The classification of this offense is based solely on police investigation as opposed to the determination of a court, medical examiner, coroner, jury, or other judicial body. The UCR Program does not include the following situations in this offense classification: deaths caused by negligence, suicide, or accident; justifiable homicides; and attempts to murder or assaults to murder, which are scored as aggravated assaults.
We all know that a homicide is quickly "justifiable" in the states. Coming on somebody's land without invitation is already enough. If we compare the rape rates Belgium seems a lot safer then the states: 25,95 vs 32.2 per 100.0000 inhabitants. Now why do Americans comparatively do more rapes then murders? Unless statistics are biased!

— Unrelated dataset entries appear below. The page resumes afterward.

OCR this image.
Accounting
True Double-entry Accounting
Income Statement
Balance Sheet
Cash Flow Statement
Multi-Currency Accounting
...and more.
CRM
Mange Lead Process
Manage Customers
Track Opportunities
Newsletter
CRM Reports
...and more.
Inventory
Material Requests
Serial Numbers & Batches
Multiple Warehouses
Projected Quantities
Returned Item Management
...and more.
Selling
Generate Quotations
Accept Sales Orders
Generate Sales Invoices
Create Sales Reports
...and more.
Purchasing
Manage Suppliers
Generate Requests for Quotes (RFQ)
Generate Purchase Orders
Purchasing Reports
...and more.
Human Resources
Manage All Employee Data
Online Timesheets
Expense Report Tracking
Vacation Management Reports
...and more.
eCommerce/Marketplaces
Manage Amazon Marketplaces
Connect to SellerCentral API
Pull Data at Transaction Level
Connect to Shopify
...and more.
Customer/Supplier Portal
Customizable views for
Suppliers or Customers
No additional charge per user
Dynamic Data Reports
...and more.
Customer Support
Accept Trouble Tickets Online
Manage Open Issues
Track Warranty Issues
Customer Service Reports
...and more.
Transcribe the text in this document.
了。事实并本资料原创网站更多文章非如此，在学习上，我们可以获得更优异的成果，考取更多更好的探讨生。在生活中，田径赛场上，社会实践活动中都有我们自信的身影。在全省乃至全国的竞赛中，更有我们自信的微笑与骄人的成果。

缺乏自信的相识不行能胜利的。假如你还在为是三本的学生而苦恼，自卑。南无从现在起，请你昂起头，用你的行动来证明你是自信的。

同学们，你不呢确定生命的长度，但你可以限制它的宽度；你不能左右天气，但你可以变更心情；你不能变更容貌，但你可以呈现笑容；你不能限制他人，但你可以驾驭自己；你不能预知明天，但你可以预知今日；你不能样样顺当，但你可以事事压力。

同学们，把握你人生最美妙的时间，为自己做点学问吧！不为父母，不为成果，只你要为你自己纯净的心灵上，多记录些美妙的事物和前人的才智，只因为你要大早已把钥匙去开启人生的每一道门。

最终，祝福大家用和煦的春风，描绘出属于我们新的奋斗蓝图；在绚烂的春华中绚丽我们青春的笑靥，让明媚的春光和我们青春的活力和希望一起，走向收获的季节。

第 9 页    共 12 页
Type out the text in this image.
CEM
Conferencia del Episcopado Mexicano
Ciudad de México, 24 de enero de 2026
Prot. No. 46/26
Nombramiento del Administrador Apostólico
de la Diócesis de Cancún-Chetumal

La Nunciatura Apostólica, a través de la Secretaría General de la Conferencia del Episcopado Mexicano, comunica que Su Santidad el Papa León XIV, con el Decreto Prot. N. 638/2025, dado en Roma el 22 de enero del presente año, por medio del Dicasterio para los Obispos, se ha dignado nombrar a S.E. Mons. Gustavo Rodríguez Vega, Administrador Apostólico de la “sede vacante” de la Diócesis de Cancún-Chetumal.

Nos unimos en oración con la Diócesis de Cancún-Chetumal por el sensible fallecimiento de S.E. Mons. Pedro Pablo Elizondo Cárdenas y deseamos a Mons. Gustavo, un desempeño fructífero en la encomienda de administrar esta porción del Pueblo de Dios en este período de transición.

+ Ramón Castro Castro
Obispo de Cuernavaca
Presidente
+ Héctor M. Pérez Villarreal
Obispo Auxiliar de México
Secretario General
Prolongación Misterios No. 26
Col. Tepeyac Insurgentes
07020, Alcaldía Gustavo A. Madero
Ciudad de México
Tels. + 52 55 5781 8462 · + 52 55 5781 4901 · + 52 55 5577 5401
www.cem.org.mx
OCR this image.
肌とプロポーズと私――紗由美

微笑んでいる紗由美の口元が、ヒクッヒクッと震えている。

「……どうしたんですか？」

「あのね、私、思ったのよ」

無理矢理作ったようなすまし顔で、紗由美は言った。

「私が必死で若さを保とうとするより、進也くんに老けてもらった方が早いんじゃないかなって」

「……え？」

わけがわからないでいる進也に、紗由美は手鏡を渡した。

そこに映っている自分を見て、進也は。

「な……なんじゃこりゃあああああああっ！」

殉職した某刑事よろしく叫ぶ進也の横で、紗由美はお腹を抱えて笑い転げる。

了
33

As for 2005, we have a rise in murders for 4.8% in the US...
Pride has no place in this....
Submitted by RoyE on Thu, 2006-07-06 14:31.
"We all know that a homicide is quickly "justifiable" in the states. Coming on somebody's land without invitation is already enough."
The above quote from Mr. Vanderheyden is a good example of both misunderstanding (or is it willfull ignorance) of American law and a tendency towards denial.
US law absolutely does not permit shooting or assaulting someone who trespasses on private land. Breaking into another's home is another matter, in which case it does seem entirely justifiable.
US crime rates have been trending downward, while European rates have been rising in recent years. Apologists for rising crime rates do a disservice to all of Europe. The point is to take note and take the steps necessary to protect the innocent.
murder rate rises in Belgium?
Submitted by JimMtnViewCaUSA on Thu, 2006-07-06 05:59.
It seems to be a given in some circles that the USA is full of ignorant cowboys who will come to no good end. Perhaps that is true.
Another possibility is that Europe has been able to avoid tough decisions for decades through various accidents of history. One is reminded of the hobbit communities of the "Lord of the Rings" who lived in peace for many years and came to assume that it was a natural state of being.